Due to calculation problems while fitting these models, researchers were not able to use zero-inflated bivariate count model for a long time [18]. Recent improvements in hierarchical Bayesian modeling and specifically the improvement in simulation methods like Markov chain Monte Carlo (MCMC) have provided the mechanisms for simple implementation of bivariate distributions such as bivariate Poisson [18].

This study seeks to determine the factors which affect the number of return for donation and also deferral from donation. The data is of the type of count data and, to explain it, it is necessary to use a count regression model. On the other hand, the data has a large number of zeros, and also there is a positive correlation between the number of return for donation and the number of deferral. In order to model these two variables obtained from blood transfusion data, the bivariate zero-inflated Poisson regression model was used. The remainder of the paper is organized as follows: in Section 2, first, the bivariate data set of blood transfusion is introduced, then, the bivariate zero-inflated Poisson models are presented, and later a Bayesian methodology for fitting the bivariate zero-inflated Poisson model is developed. In Section 3, the result of fitting the proposed model on blood transfusion data is brought up and discussed. Finally, Section 4 provides some conclusions.

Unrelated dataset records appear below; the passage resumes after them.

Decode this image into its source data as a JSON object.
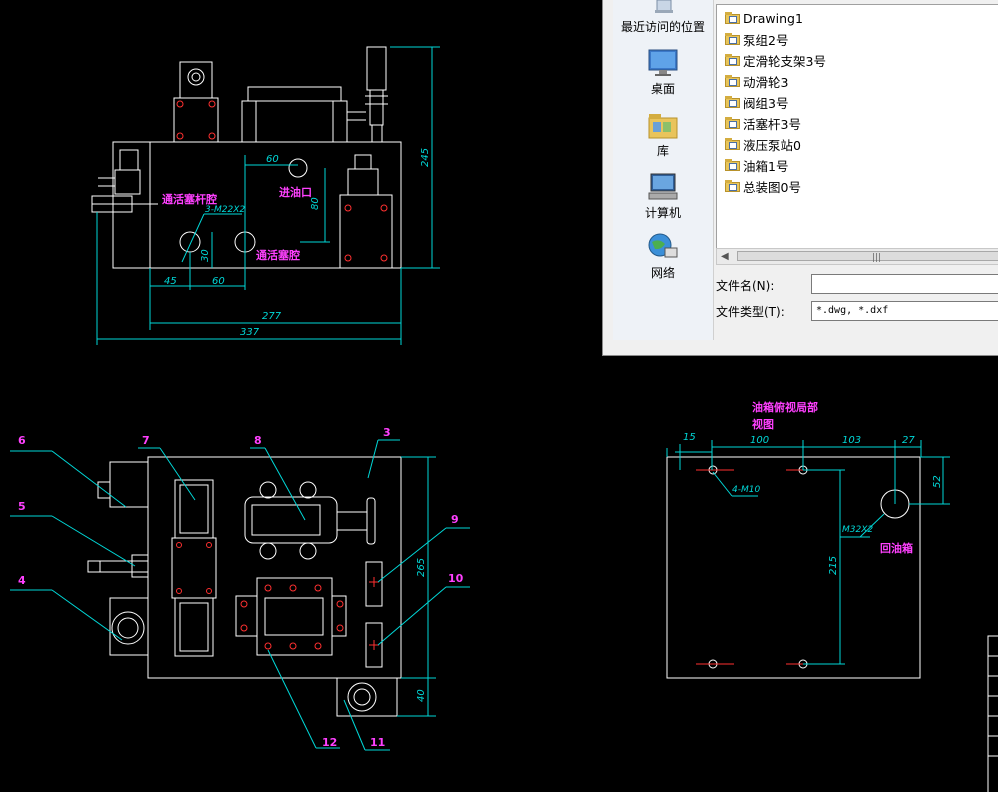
{
  "dialog": {
    "places": [
      {
        "label": "最近访问的位置",
        "icon": "recent-places-icon"
      },
      {
        "label": "桌面",
        "icon": "desktop-icon"
      },
      {
        "label": "库",
        "icon": "library-icon"
      },
      {
        "label": "计算机",
        "icon": "computer-icon"
      },
      {
        "label": "网络",
        "icon": "network-icon"
      }
    ],
    "files": [
      "Drawing1",
      "泵组2号",
      "定滑轮支架3号",
      "动滑轮3",
      "阀组3号",
      "活塞杆3号",
      "液压泵站0",
      "油箱1号",
      "总装图0号"
    ],
    "filename_label": "文件名(N):",
    "filename_value": "",
    "filetype_label": "文件类型(T):",
    "filetype_value": "*.dwg, *.dxf"
  },
  "drawing": {
    "front_view": {
      "dims": {
        "d60": "60",
        "d80": "80",
        "d30": "30",
        "d45": "45",
        "d60b": "60",
        "d277": "277",
        "d337": "337",
        "d245": "245"
      },
      "thread": "3-M22X2",
      "labels": {
        "rod_chamber": "通活塞杆腔",
        "oil_inlet": "进油口",
        "piston_chamber": "通活塞腔"
      }
    },
    "top_view": {
      "balloons": [
        "6",
        "7",
        "8",
        "3",
        "5",
        "9",
        "4",
        "10",
        "12",
        "11"
      ],
      "dims": {
        "d265": "265",
        "d40": "40"
      }
    },
    "tank_view": {
      "title_line1": "油箱俯视局部",
      "title_line2": "视图",
      "dims": {
        "d15": "15",
        "d100": "100",
        "d103": "103",
        "d27": "27",
        "d52": "52",
        "d215": "215"
      },
      "thread_holes": "4-M10",
      "thread_return": "M32X2",
      "return_label": "回油箱"
    }
  },
  "colors": {
    "background": "#000000",
    "line": "#ffffff",
    "dimension": "#00d8d8",
    "text_magenta": "#ff40ff",
    "center_red": "#ff3030"
  }
}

#### 2. Materials and Methods

##### 2.1. Data

The data used in this research was obtained from a longitudinal study in which a random sample of donors who had a first-time successful donation were followed up for a maximum of five years and their number of return for blood donation and number of blood deferral were measured as response. A full description of the data can be seen in [3]. Figure 1 shows the frequency of return for blood donation and blood deferral. 51% of return for blood donation and 85% of blood deferral are zero, which is much more than the Poisson distribution contribution. On the other hand, the Spearman correlation coefficient of the number of return for donation and the number of deferral was equal to 0.276, which is significant at level 0.01. Therefore, to study the effective factors, the bivariate zero-inflated regression model was used. Sex, weight, age, marital status, education, and job were taken as independent variables. Since education and job were nominal, in order to apply those in the model, three dummy variables for education and four for job were used. As a result, thirteen independent variables were inserted into the model.